In larger deployments, you often have several clusters, possibly across different regions or clouds. To keep identity and policy coherent:

• Use a shared trust domain or federated CAs so that identities from one cluster can be verified in another
• Define core policies once and distribute them through GitOps tools like Argo CD or Flux to each cluster
• Keep cluster-specific differences to a small set of overrides (for example, rate limits, sampling, or environment-specific hosts)

This way, a workload has a consistent identity and set of allowed APIs, regardless of where it runs.

Telemetry, eBPF, SIEM, and SOAR: from visibility to response

Locking down traffic is one half of the story; being able to see and react to what is happening is the other.

Mesh telemetry

Service mesh proxies emit rich operational data, including:

• HTTP/gRPC metrics such as latency, error rates, and volumes per route
• Access logs with source identity, destination, method, path, and status code
• TLS information showing whether mTLS was used and which identities participated in the handshake

These logs are more useful when enriched with Kubernetes metadata (namespace, workload, node) and security-relevant fields like mTLS status and key JWT claims.

eBPF for deeper visibility

eBPF-based tools such as Cilium, Falco, and Pixie can observe kernel-level behavior that the mesh alone does not see, for example:

• Unusual outbound network connections, including potential attempts to bypass the mesh (when integrated with the CNI)
• DNS lookups to unexpected or suspicious domains
• Process activity inside containers, which can be correlated back to pods

Combining mesh telemetry with eBPF data lets you connect an odd traffic pattern with the specific code paths and processes that produced it.

Integrating with SIEM and SOAR

Mesh and eBPF data typically flow into a SIEM via log collectors and metrics exporters. From there, you can define rules to flag:

• Internal port scans or connection attempts to many internal services
• New or unexpected destinations for a workload
• Sudden spikes in 403 responses or abnormal usage of sensitive APIs

Once a pattern is detected, a SOAR system or automation pipeline can:

• Apply a temporary deny-all mesh policy to a suspicious identity or namespace
• Tighten existing authorization policies to only allow a minimal subset of routes
• Adjust rate limits on stressed or targeted endpoints
• Notify on-call staff with recent deployment history, pod details, and relevant policies

In this model, the mesh becomes a control surface that your security team can programmatically adjust in response to events.

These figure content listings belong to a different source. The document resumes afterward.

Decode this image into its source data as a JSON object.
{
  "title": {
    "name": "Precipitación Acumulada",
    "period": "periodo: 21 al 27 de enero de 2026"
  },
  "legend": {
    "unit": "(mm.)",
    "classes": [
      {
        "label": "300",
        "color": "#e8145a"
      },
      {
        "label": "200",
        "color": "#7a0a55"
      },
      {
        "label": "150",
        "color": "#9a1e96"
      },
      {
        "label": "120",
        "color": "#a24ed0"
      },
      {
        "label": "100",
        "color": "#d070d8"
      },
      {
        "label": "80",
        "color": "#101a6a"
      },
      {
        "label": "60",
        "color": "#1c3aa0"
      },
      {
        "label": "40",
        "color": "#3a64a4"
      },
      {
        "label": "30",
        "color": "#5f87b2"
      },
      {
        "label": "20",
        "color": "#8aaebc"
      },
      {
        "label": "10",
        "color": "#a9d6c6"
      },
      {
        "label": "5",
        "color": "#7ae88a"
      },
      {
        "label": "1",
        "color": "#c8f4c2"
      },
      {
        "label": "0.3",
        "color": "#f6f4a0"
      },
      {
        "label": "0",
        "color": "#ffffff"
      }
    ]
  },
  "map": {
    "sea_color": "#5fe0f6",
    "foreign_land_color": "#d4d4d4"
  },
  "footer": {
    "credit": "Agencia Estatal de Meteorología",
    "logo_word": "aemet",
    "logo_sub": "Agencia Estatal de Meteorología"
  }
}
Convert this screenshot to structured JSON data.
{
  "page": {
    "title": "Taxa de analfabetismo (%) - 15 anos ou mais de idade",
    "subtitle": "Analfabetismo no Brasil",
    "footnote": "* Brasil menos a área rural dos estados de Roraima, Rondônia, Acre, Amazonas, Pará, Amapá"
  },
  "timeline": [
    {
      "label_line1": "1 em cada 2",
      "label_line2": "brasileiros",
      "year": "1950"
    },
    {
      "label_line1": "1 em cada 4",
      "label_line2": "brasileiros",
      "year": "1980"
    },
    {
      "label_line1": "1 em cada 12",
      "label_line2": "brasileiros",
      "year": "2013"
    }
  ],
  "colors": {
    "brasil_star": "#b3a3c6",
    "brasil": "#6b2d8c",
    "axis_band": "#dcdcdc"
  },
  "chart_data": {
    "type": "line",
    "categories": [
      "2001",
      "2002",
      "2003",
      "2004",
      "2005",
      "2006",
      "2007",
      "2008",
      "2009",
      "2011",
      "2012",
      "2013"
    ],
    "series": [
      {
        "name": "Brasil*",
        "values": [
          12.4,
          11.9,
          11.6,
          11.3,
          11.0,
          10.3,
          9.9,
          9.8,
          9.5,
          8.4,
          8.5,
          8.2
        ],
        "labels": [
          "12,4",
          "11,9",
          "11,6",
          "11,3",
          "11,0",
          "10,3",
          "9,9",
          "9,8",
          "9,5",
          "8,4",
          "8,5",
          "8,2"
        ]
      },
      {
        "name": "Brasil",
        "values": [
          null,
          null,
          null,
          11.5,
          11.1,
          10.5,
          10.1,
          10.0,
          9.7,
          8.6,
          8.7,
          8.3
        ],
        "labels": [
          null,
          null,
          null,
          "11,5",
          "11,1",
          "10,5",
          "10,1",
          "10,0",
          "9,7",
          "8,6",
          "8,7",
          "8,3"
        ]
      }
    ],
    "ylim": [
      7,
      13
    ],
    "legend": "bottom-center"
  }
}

Balancing security with performance

Each layer of control adds overhead. In high-throughput environments, you need to be conscious of where that cost comes from and how to manage it.

Some practical points:

• Budget explicitly for mTLS; modern CPUs cope well with crypto, but many short-lived connections can still be expensive
• Apply more complex L7 checks (WASM, external auth, schema validation) only to endpoints where the risk justifies the cost
• Give proxies clear CPU and memory requests and limits, and track P99 latency and error rates to catch resource-related issues
• Use log sampling: record everything for errors and sensitive endpoints, but sample normal traffic to reduce volume
• As you add controls, benchmark with scenarios such as mTLS only, then mTLS plus authorization, then mTLS plus authorization plus WASM, so you can see the impact of each step

Handled carefully, you end up with east–west controls that follow zero-trust principles, strong visibility into what is happening in the mesh, and performance characteristics that both platform and security teams can work with.